The Nigerian Centre for Disease Control, NCDC, has raised the alarm that the dreaded Zika virus is widely circulating in Nigeria, This Day reports.
This was disclosed by the Director General and Chief Executive Officer of the NCDC, Dr. Chikwe Ihekweazu.
He said that contrary to widespread belief of Nigerians that Zika virus is an American and Asian health challenge, the virus is already spreading rapidly in the country.
Ihekweazu further lamented that there was the absence of continued surveillance or periodic national surveys, with the epidemiology of the virus still poorly understood in the country.
Though an uncommon disease, it is not strange to Nigeria and Africa at large. In 1960, the country experienced the first human case of the virus, according to WHO records; that is 27 years after it was first documented in monkeys in Uganda, an East African country, known to be a breeding region for mosquitoes, just like Nigeria.
But the world did not take the 76 years old virus seriously because its outbreaks were sporadic and tiny, and the disease seemed to do little harm to humans, until recently with its recent manifestation in South America and Asia, starting with birth deformities in newborn, among other clinical features.
The virus is a disease transmitted by the bite of an infected Aedesaegypti mosquito – the same mosquito strain that causes dengue and other tropical diseases. Experts described it as a strain with white markings on its legs and a marking in the form of a lyre on the upper surface of the thorax. The average wing length of female Aedesaegypti mosquitoes varies greatly between 1.67– 3.83 mm in Peruvian habitat.

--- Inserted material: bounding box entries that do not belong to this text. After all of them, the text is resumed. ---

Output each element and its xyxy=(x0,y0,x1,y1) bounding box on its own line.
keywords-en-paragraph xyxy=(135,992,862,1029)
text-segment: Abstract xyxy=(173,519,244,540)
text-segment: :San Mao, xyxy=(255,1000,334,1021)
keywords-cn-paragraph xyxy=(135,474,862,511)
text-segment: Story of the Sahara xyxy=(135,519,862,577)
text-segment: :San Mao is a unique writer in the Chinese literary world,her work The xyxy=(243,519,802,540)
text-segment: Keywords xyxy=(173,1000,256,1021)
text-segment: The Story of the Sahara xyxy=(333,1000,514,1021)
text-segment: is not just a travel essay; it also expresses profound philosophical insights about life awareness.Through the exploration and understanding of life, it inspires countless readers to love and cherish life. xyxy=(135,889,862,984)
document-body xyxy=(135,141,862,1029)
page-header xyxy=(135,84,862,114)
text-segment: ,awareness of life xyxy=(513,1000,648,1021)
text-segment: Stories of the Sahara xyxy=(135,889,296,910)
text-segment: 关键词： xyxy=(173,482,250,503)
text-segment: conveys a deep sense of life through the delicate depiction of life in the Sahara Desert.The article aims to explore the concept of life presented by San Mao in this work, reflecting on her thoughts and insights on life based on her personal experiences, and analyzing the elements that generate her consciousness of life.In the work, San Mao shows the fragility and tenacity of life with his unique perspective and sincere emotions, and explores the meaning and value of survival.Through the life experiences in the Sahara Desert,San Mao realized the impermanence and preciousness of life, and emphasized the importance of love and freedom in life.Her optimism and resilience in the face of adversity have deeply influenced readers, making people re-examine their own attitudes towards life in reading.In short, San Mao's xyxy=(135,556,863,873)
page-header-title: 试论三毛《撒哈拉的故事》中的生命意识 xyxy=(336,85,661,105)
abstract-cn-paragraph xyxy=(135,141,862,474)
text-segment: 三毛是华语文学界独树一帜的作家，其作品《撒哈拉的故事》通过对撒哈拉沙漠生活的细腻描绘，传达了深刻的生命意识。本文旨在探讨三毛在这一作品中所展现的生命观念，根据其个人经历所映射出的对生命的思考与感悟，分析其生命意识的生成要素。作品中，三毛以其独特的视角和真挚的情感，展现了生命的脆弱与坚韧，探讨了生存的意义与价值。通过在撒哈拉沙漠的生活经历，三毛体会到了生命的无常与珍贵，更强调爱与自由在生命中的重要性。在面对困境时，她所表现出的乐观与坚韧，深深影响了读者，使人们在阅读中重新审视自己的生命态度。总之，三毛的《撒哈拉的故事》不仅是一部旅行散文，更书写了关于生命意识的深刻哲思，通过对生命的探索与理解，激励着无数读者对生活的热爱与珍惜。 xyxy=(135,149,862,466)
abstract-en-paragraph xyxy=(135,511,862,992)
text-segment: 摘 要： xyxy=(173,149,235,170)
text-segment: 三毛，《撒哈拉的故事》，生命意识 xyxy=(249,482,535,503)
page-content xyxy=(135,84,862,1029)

According to Ihekweazu, “Previous evidence of detection of Zika virus in man, and antibodies to Zika virus in Nigerian populations, together with the presence of the vectors indicate that the virus is widely circulated in Nigeria, adding that the majority of those infected with the virus remain asymptomatic and for those who develop symptoms, such as, fever, rash, conjunctivitis, headaches, muscle and joint pains, it typically start three to six days after infection.
“The virus might stay in the body for weeks following infection,” he said.
He noted that current epidemiology of Zika in Nigeria has not been well documented or understood due to paucity of recent data, adding that the virus shares a similar vector, the Aedes (Steogmyia) mosquitoes, also responsible for other flavivirus infections recorded in the country, such as yellow fever and dengue.
“The environmental and human behavioural risk factors in areas with reported Zika outbreaks were similar to those found in Nigeria and would thus favour the circulation of Zika virus,” Ihekweazu said.
“Possible cross-reaction with other endemic flaviviruses like yellow fever and dengue; genetic host factors protecting against infection or disease; low vector competence and transmission efficiency; lack of diagnostic testing; and the absence of systematic surveillance are potential limitations to detect on-going transmission of Zika in the country.”
Concluding the CEO said all countries with presence of Aedes (Steogmyia) albopictus and Aedes (Steogmyia) aegypti mosquitoes are at risk of sustained transmission and human activity aids the spread of the virus to locations far beyond the normal range for the vector.
He explained that in the light of the review, NCDC plans to initiate surveillance to understand and monitor the epidemiology of the virus in the country for appropriate interventions.
Reacting to the revelation that Nigeria was greatly at risk of the scourge, a virologist, Dr. Alabi Shogunle, said the devastation being presently experienced in Brazil and neigbouring countries should be enough to push Nigeria to guide jealously against the virus in the country.
While explaining that prevention was possible, he called on Nigerians to avoid mosquito bites through keeping their environments free from logged waters, adding that since the country was a tropical region where mosquitoes were common, there was need for the use of insecticide treated nets in all homes. “This will be about a two way benefit; preventing Zika virus, as well as malaria,” which he stressed were products of mosquito bites.
He said Zika virus could be passed through sexual intercourse, hence, “the consequences of unfaithfulness cannot be limited to HIV and other sexually transmitted diseases, but also to Zika virus. Those who can’t stick to one faithful partner should always use condon or abstain,” he added.
While warning that those going to Zika virus endemic countries should be cautious of activities that could put them at risk of the disease, he said the country should ensure precautionary measures activated during the Ebola virus outbreak in the country were put back in place.
On the symptoms, he said even though it is largely assymptomatic, in the rare case of presentation, symptoms include fever, joint pain, rash, conjunctivitis, muscle pain, headache, adding that the amount of time the symptoms last depends on the severity of the infection. “Traditionally, when symptoms like these are noticed, it is important to see a doctor, who will diagnose and treat appropriately,” he said.
“People usually don’t get sick enough to go to the hospital, and they very rarely die of Zika. For this reason, many people might not realise they have been infected. Symptoms of Zika are similar to other viruses spread through mosquito bites, like dengue and chikungunya.”